Películas que el entrenado ojo del amigo aseguraba que hasta hace un quinquenio podían aspirar a centenares de miles de espectadores apenas logran hoy un par de decenas de miles, las más afortunadas. Las razones no hay que ser muy erudito para detectarlas: la gente no sale de noche; los salarios dan solo para las necesidades más básicas (salvo, por supuesto, las minorías de ricos tradicionales y, sobre todo, chavistas premiados por la revolución); las posibilidades promocionales son mínimas por la debacle inducida, la “hegemonía”, de los medios; y, por lo general, el espíritu nacional debe estar muy engripado para andar paseando por ahí. Y usted sabe que el cine es un arte costoso.

Ya todos hemos constatado como se ha contraído el mundo de las librerías. Las cadenas y las más selectas, todas, salvo las de algunos guerreros insólitos como Garcilaso, Katina y pocos más. El libro importado cuesta dólares y nosotros vivimos en bolívares. Y las editoriales nacionales, las que quedan, apenas alcanzan a sacar un título muy de mes en mes, con materiales igualmente dolarizados. De manera que no hay que vender y tampoco con que comprar. Es más no ha mucho los pasillos de las facultades universitarias estaban llenas de fotocopiadores que permitían al estudiante pobre un sustituto pobre del libro impreso. Hoy la fotocopia es un verdadero lujo; y seguramente será más cara la reproducción que el ya inaccesible libro. Queda Internet, si acaso, para no asfixiarse. Se habla de un 80% de reducción en la venta de libros no escolares,

Solo quería dar muy a vuelo de pájaro un par de ejemplo de lo que estamos viviendo en la esfera educativa y cultural, en sus sustratos materiales más básicos.

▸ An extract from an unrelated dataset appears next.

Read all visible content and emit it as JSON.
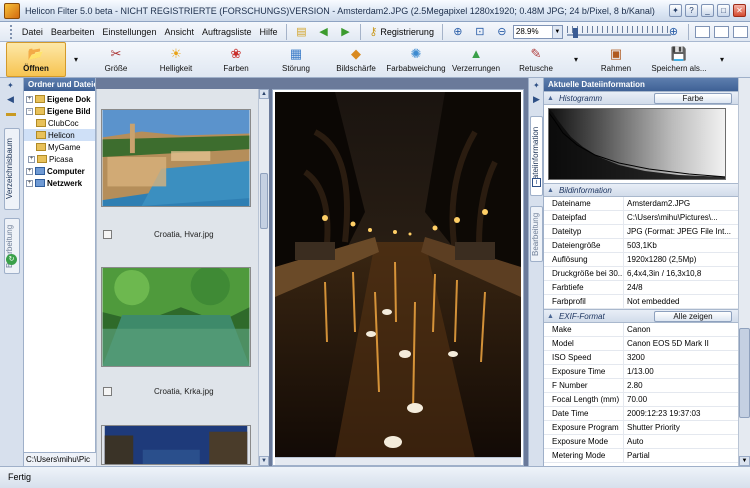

Cosas muy similares hay que decir de la investigación científica, los museos, las universidades, las bibliotecas públicas y pare de contar. Se necesitaría un tratado para reseñar semejante crimen con alguna exhaustividad.

Pero, a pesar de todo, no hay que cejar un instante en mantener lo que se pueda mantener. Y, paradoja de paradojas, de estos momentos tenebrosos de la historia han surgido productos inefables del espíritu. A veces lo que no podemos hacer en la realidad tenemos que hacerlo en el alma, para no sucumbir. Y seguramente algún joven está escribiendo en su soledad y su penuria versos tan hermosos como los de Montejo o Cadenas. Y, por último, es inevitable que el venezolano de mañana tenga en su memoria y en su voluntad la huella indeleble de esta larga tragedia y será más fuerte y más consciente del valor de la libertad y más tenaz su desprecio del mal. Eso repercutirá en una cultura más terrenal y trascendente. La historia dice muchas cosas sorprendentes sobre el despertar de las atroces pesadillas.